Track 3: Sensor Placement Generalization
- LiDAR-only detection under novel extrinsics at test time. Winning methods include temporal sweep aggregation, placement-mixed training, and TTA for substantial mAP improvement, and Gaussian-blobs coordinate encoding to remove “global shortcut.”
Track 4: Cross-Modal Scene Correspondence
- Text-to-aerial retrieval via dual encoders, cross-attention, hierarchical contrastive and matching objectives, yielding Recall@1 improvement from 25.4% → 38.3%.
Track 5: Cross-Platform 3D Detection
- Unsupervised domain adaptation from vehicle-trained detectors to drone and quadruped LiDAR using PV-RCNN++ with fused point–voxel feature abstraction (Feng et al., 13 Jan 2026).
- Cross-Platform Jitter Alignment simulates platform motion by pitch/roll randomization, and two-stage self-training with pseudo-labeling (ST3D) to continuously refine adaptation.
- Car [email protected]: 62.67% (drone), 58.76% (quadruped); Pedestrian [email protected]: 49.81%.

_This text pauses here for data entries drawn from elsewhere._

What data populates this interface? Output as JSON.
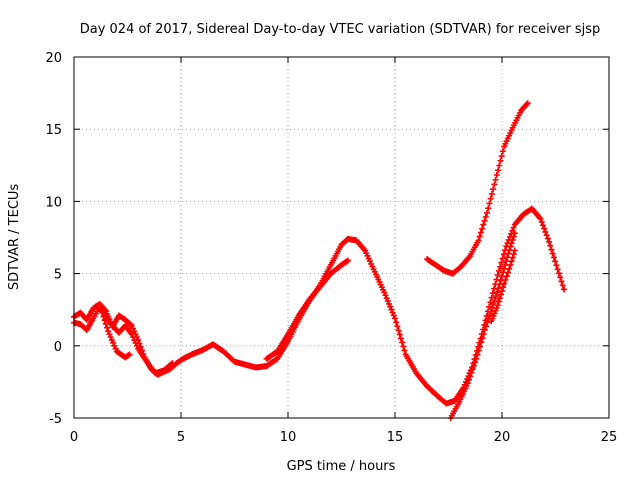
{
  "chart_data": {
    "type": "scatter",
    "title": "Day 024 of 2017, Sidereal Day-to-day VTEC variation (SDTVAR) for receiver sjsp",
    "xlabel": "GPS time / hours",
    "ylabel": "SDTVAR / TECUs",
    "xlim": [
      0,
      25
    ],
    "ylim": [
      -5,
      20
    ],
    "xticks": [
      0,
      5,
      10,
      15,
      20,
      25
    ],
    "yticks": [
      -5,
      0,
      5,
      10,
      15,
      20
    ],
    "grid": true,
    "marker": "plus",
    "color": "#ff0000",
    "series": [
      {
        "x": [
          0.0,
          0.3,
          0.6,
          0.9,
          1.2,
          1.5,
          1.8,
          2.1,
          2.4,
          2.7,
          3.0,
          3.3,
          3.6,
          3.9,
          4.2,
          4.5,
          4.8,
          5.1,
          5.5,
          6.0,
          6.5,
          7.0,
          7.5,
          8.0,
          8.5,
          9.0,
          9.5,
          10.0,
          10.5,
          11.0,
          11.5,
          12.0,
          12.5,
          12.8,
          13.2,
          13.6,
          14.0,
          14.5,
          15.0,
          15.5,
          16.0,
          16.5,
          17.0,
          17.4,
          17.8,
          18.2,
          18.6,
          19.0,
          19.4,
          19.8,
          20.2,
          20.6,
          21.0,
          21.4,
          21.8,
          22.2,
          22.6,
          22.9
        ],
        "y": [
          2.0,
          2.3,
          1.8,
          2.6,
          2.9,
          2.4,
          1.3,
          2.1,
          1.8,
          1.4,
          0.4,
          -0.8,
          -1.6,
          -2.0,
          -1.8,
          -1.6,
          -1.2,
          -0.9,
          -0.6,
          -0.3,
          0.1,
          -0.4,
          -1.1,
          -1.3,
          -1.5,
          -1.4,
          -0.9,
          0.3,
          1.8,
          3.1,
          4.2,
          5.6,
          7.0,
          7.4,
          7.3,
          6.6,
          5.3,
          3.7,
          1.9,
          -0.6,
          -1.9,
          -2.8,
          -3.5,
          -4.0,
          -3.8,
          -2.9,
          -1.5,
          0.5,
          2.7,
          4.9,
          6.9,
          8.4,
          9.1,
          9.5,
          8.8,
          7.2,
          5.3,
          3.9
        ]
      },
      {
        "x": [
          0.0,
          0.3,
          0.6,
          0.9,
          1.2,
          1.5,
          1.8,
          2.1,
          2.4,
          2.7,
          3.0,
          3.4,
          3.8,
          4.2,
          4.6
        ],
        "y": [
          1.6,
          1.5,
          1.1,
          1.9,
          2.7,
          2.0,
          1.4,
          0.9,
          1.4,
          0.8,
          -0.2,
          -1.1,
          -1.9,
          -1.7,
          -1.2
        ]
      },
      {
        "x": [
          1.2,
          1.6,
          2.0,
          2.4,
          2.6
        ],
        "y": [
          2.8,
          1.0,
          -0.4,
          -0.8,
          -0.6
        ]
      },
      {
        "x": [
          9.0,
          9.5,
          10.0,
          10.5,
          11.0,
          11.5,
          12.0,
          12.5,
          12.8
        ],
        "y": [
          -0.9,
          -0.4,
          0.8,
          2.1,
          3.2,
          4.1,
          5.0,
          5.6,
          5.9
        ]
      },
      {
        "x": [
          16.5,
          16.9,
          17.3,
          17.7,
          18.1,
          18.5,
          18.9,
          19.3,
          19.7,
          20.1,
          20.5,
          20.9,
          21.2
        ],
        "y": [
          6.0,
          5.6,
          5.2,
          5.0,
          5.5,
          6.2,
          7.3,
          9.2,
          11.5,
          13.8,
          15.1,
          16.3,
          16.8
        ]
      },
      {
        "x": [
          17.6,
          18.0,
          18.4,
          18.8,
          19.2,
          19.6,
          20.0,
          20.3,
          20.6
        ],
        "y": [
          -5.0,
          -3.9,
          -2.6,
          -0.9,
          1.1,
          2.9,
          4.8,
          6.4,
          7.8
        ]
      },
      {
        "x": [
          19.5,
          19.8,
          20.1,
          20.4,
          20.6
        ],
        "y": [
          1.7,
          2.8,
          4.3,
          5.6,
          6.6
        ]
      }
    ]
  }
}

- Ablations reveal additive AP gains from CJA (+14.5% Car), ST3D (+10% Car), and AnchorHead (+4% Car) (Feng et al., 13 Jan 2026).

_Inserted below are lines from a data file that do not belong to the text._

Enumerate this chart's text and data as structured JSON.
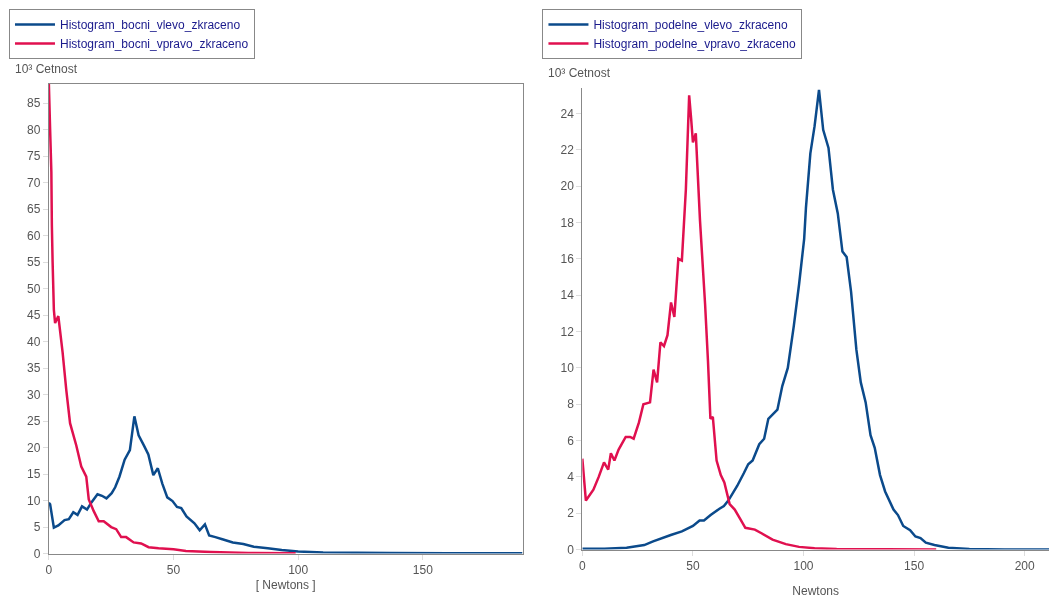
{
  "chart_data": [
    {
      "type": "line",
      "ylabel": "10³ Cetnost",
      "xlabel": "[ Newtons ]",
      "xlim": [
        0,
        190
      ],
      "ylim": [
        0,
        88.6
      ],
      "xticks": [
        0,
        50,
        100,
        150
      ],
      "yticks": [
        0,
        5,
        10,
        15,
        20,
        25,
        30,
        35,
        40,
        45,
        50,
        55,
        60,
        65,
        70,
        75,
        80,
        85
      ],
      "legend": "top",
      "grid": false,
      "series": [
        {
          "name": "Histogram_bocni_vlevo_zkraceno",
          "color": "#0b4a8b",
          "x": [
            0,
            0.5,
            2,
            3.8,
            6.3,
            8,
            9.8,
            11.5,
            13.3,
            15.3,
            17,
            19.5,
            21.3,
            23.1,
            25.2,
            26.6,
            28.3,
            30.4,
            32.5,
            34.3,
            36,
            38.1,
            39.9,
            41.9,
            43.7,
            45.5,
            47.5,
            49.6,
            51.4,
            53.1,
            55.2,
            58.4,
            60.5,
            62.6,
            64.3,
            66.8,
            69.6,
            73.8,
            78,
            82.2,
            87.8,
            93.4,
            100,
            110,
            137,
            160,
            190
          ],
          "values": [
            9.6,
            9.3,
            4.9,
            5.3,
            6.3,
            6.5,
            7.8,
            7.3,
            8.9,
            8.3,
            9.6,
            11.2,
            10.9,
            10.4,
            11.4,
            12.5,
            14.5,
            17.7,
            19.5,
            25.9,
            22.3,
            20.4,
            18.7,
            14.8,
            16.1,
            13.2,
            10.6,
            9.9,
            8.8,
            8.6,
            7,
            5.7,
            4.4,
            5.5,
            3.4,
            3.1,
            2.7,
            2.1,
            1.8,
            1.3,
            1,
            0.65,
            0.4,
            0.2,
            0.1,
            0.05,
            0.05
          ]
        },
        {
          "name": "Histogram_bocni_vpravo_zkraceno",
          "color": "#e0104f",
          "x": [
            0,
            0.5,
            1,
            1.2,
            1.5,
            2,
            2.5,
            3.8,
            5.5,
            7,
            8.5,
            11,
            13,
            15,
            16,
            18,
            20,
            22,
            25,
            27,
            29,
            31,
            34,
            37,
            40,
            44,
            50,
            55,
            65,
            80,
            99
          ],
          "values": [
            88.6,
            80,
            72,
            62,
            55,
            46,
            43.5,
            44.8,
            38,
            30.8,
            24.6,
            20.4,
            16.4,
            14.5,
            10.2,
            8,
            6.1,
            6.1,
            5,
            4.6,
            3.1,
            3.1,
            2.1,
            1.9,
            1.2,
            1,
            0.8,
            0.5,
            0.3,
            0.1,
            0.05
          ]
        }
      ]
    },
    {
      "type": "line",
      "ylabel": "10³ Cetnost",
      "xlabel": "Newtons",
      "xlim": [
        0,
        211
      ],
      "ylim": [
        0,
        25.4
      ],
      "xticks": [
        0,
        50,
        100,
        150,
        200
      ],
      "yticks": [
        0,
        2,
        4,
        6,
        8,
        10,
        12,
        14,
        16,
        18,
        20,
        22,
        24
      ],
      "legend": "top",
      "grid": false,
      "series": [
        {
          "name": "Histogram_podelne_vlevo_zkraceno",
          "color": "#0b4a8b",
          "x": [
            0,
            10,
            20,
            28,
            32,
            40,
            45,
            50,
            53,
            55,
            58,
            62,
            64,
            66,
            70,
            73,
            75,
            77,
            80,
            82.2,
            84.1,
            88.2,
            90.4,
            92.9,
            95.6,
            98,
            100.3,
            101.1,
            103.1,
            105,
            107,
            108.9,
            111.3,
            113.3,
            115.5,
            117.6,
            119.5,
            121.5,
            123.9,
            125.9,
            128.1,
            130.3,
            132.2,
            134.6,
            136.9,
            140.7,
            142.7,
            145.1,
            148.2,
            150.6,
            152.9,
            155.3,
            159.2,
            165.5,
            175,
            190.8,
            211
          ],
          "values": [
            0.05,
            0.05,
            0.1,
            0.25,
            0.45,
            0.8,
            1,
            1.3,
            1.6,
            1.6,
            1.9,
            2.25,
            2.4,
            2.7,
            3.5,
            4.2,
            4.7,
            4.9,
            5.8,
            6.1,
            7.2,
            7.7,
            9,
            10,
            12.3,
            14.6,
            17.1,
            18.8,
            21.8,
            23.3,
            25.3,
            23.1,
            22.1,
            19.8,
            18.5,
            16.4,
            16.1,
            14.2,
            11,
            9.2,
            8.1,
            6.3,
            5.6,
            4.1,
            3.2,
            2.2,
            1.9,
            1.3,
            1.07,
            0.72,
            0.63,
            0.38,
            0.25,
            0.1,
            0.04,
            0,
            0
          ]
        },
        {
          "name": "Histogram_podelne_vpravo_zkraceno",
          "color": "#e0104f",
          "x": [
            0,
            1.6,
            5,
            7.4,
            9.8,
            11.7,
            12.9,
            14.5,
            16.4,
            19.6,
            21.6,
            23.2,
            25.6,
            27.6,
            30.6,
            32.2,
            33.8,
            35.3,
            36.9,
            38.5,
            40.1,
            41.6,
            43.4,
            45,
            46.8,
            48.3,
            49.2,
            50,
            51.3,
            53.2,
            55.5,
            56.8,
            57.9,
            59,
            60.7,
            62.6,
            64.2,
            66.6,
            68.9,
            71.3,
            73.7,
            78,
            81,
            86,
            92,
            98,
            105,
            115,
            160
          ],
          "values": [
            5,
            2.7,
            3.3,
            4,
            4.8,
            4.4,
            5.3,
            4.9,
            5.5,
            6.2,
            6.2,
            6.1,
            7,
            8,
            8.1,
            9.9,
            9.2,
            11.4,
            11.2,
            11.8,
            13.6,
            12.8,
            16,
            15.9,
            19.8,
            25,
            23.7,
            22.4,
            22.9,
            18.1,
            13.5,
            10.4,
            7.2,
            7.3,
            4.9,
            4.1,
            3.7,
            2.5,
            2.2,
            1.7,
            1.2,
            1.1,
            0.9,
            0.55,
            0.3,
            0.15,
            0.07,
            0.03,
            0
          ]
        }
      ]
    }
  ]
}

5. Methodological Trends and Insights
Emergent methodological themes across tracks (Kong et al., 8 Jan 2026, Feng et al., 13 Jan 2026):
- Data-centric Robustness: Augmentations (temporal location-mixing, depth-cutout) yield substantial robustness without major architectural change.

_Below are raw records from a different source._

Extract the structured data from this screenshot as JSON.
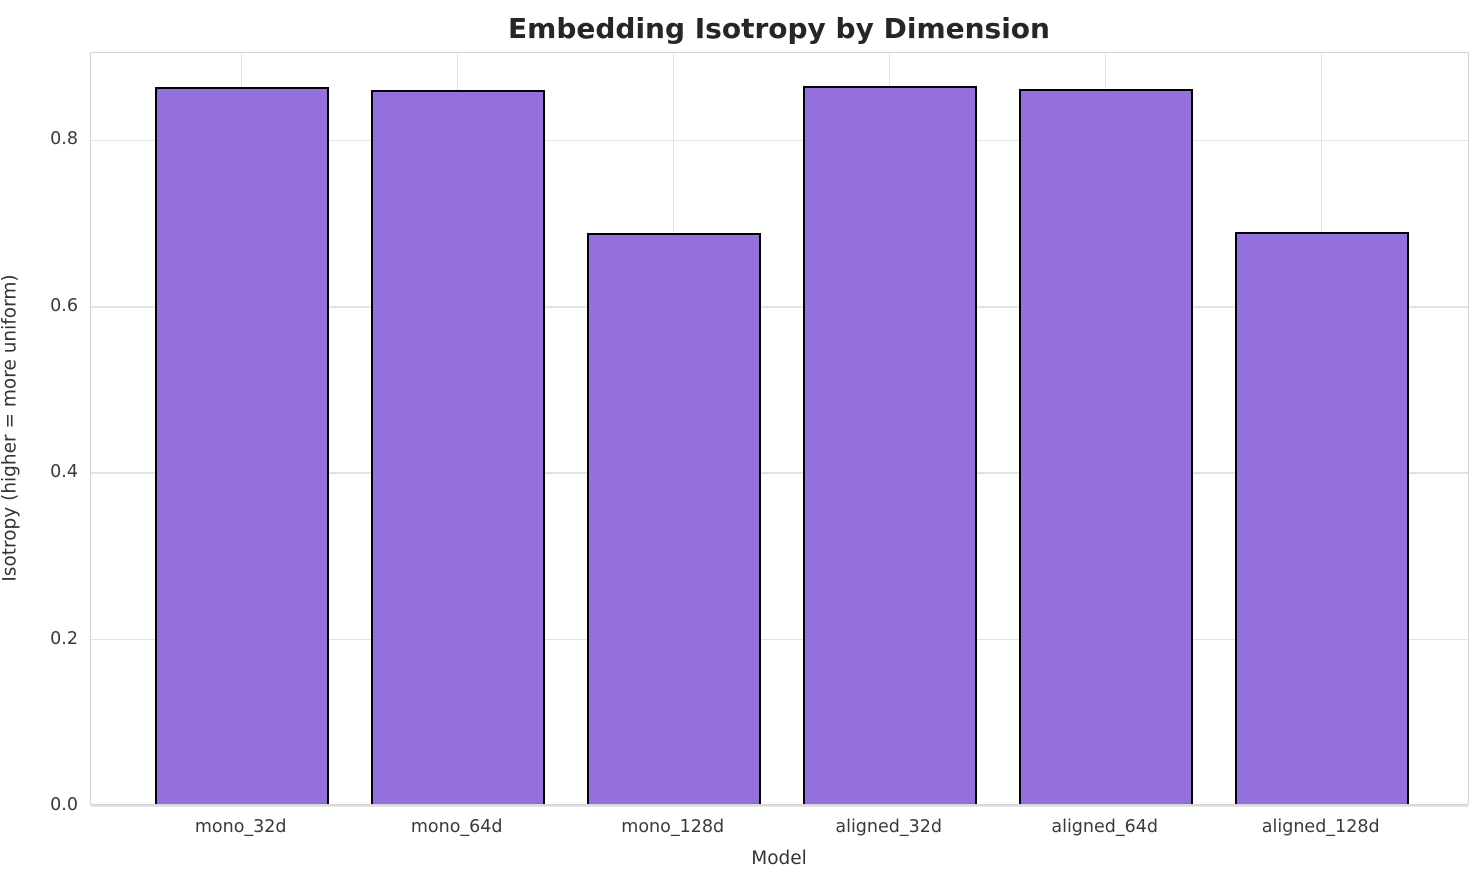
{
  "title": "Embedding Isotropy by Dimension",
  "chart_data": {
    "type": "bar",
    "title": "Embedding Isotropy by Dimension",
    "categories": [
      "mono_32d",
      "mono_64d",
      "mono_128d",
      "aligned_32d",
      "aligned_64d",
      "aligned_128d"
    ],
    "values": [
      0.862,
      0.858,
      0.686,
      0.863,
      0.859,
      0.687
    ],
    "xlabel": "Model",
    "ylabel": "Isotropy (higher = more uniform)",
    "ylim": [
      0,
      0.905
    ],
    "yticks": [
      0.0,
      0.2,
      0.4,
      0.6,
      0.8
    ],
    "ytick_labels": [
      "0.0",
      "0.2",
      "0.4",
      "0.6",
      "0.8"
    ],
    "grid": true,
    "legend": false,
    "bar_color": "#9370DB",
    "bar_edge_color": "#000000"
  },
  "colors": {
    "background": "#ffffff",
    "grid": "#e2e2e2",
    "spine": "#d4d4d4",
    "title_text": "#262626",
    "tick_text": "#3a3a3a",
    "axis_label_text": "#333333"
  }
}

- Geometry-awareness: Local coordinate canonicalization and ground-plane alignment enable reliable cross-platform adaptation.
- Language-grounded Reasoning: Chain-of-thought prompting, hierarchical contrast, and metadata grounding are effective for robust vision–language alignment under corruption.
- Self-training and UDA: Carefully tuned pseudo-label thresholds, teacher-student regularization, and meta-learning are vital for unsupervised adaptation stability.
- Modularity: Hybrid point–voxel fusion architectures outperform pure point-based models under severe domain shift.
Key insights:
- Geometry normalization is a potent bias-removal tool for sensor and platform discrepancies.
- Most robustness gains are attributed to training recipes (augmentation, pretraining, self-training) over architectural innovation.
- Data-driven adaptation far outpaces hand-designed invariance functions in the presence of compound environmental shifts.
6. Open Challenges and Future Directions
Persistent challenges remain (Kong et al., 8 Jan 2026):
- Stable self-training under noisy pseudo-labels, especially for long-tail or rare objects.
- Robustness to compound domain shifts: simultaneous sensor corruption, viewpoint changes, and extrinsic shifts.
- Tail-risk evaluation and behavioral safety: need for uncertainty estimation and calibrated rejection (“I don’t know”) in VLMs and navigation policies.
- Explicit sensor-agnostic representation learning is immature, limiting adaptation without geometric supervision.
- Multi-step risk forecasting and scene-adaptive thresholding for social navigation remain open research areas (Xiao et al., 9 Oct 2025).
Recommended future avenues include compound robustness benchmarking, uncertainty-driven policy design, canonicalization layers for arbitrary sensor configuration, self-supervised geometry disentanglement, and end-to-end behavioral safety evaluation integrating multimodal uncertainties.
7. Impact, Participation, and Broader Context
RoboSense2025 has unified diverse research communities around standardized real-world benchmarking, driving methodological advances in robust, adaptive perception. Its large-scale dataset, public leaderboards, and rigorous evaluation have accelerated progress in geometry-aware fusion, social navigation, and cross-platform adaptation. The competition’s broad engagement and documentation of leading solutions suggest ongoing transfer of data-centric and modular design principles to subsequent embodied AI benchmarks. A plausible implication is continued adoption of these protocols in future multi-platform robotics research (Kong et al., 8 Jan 2026, Su et al., 2024).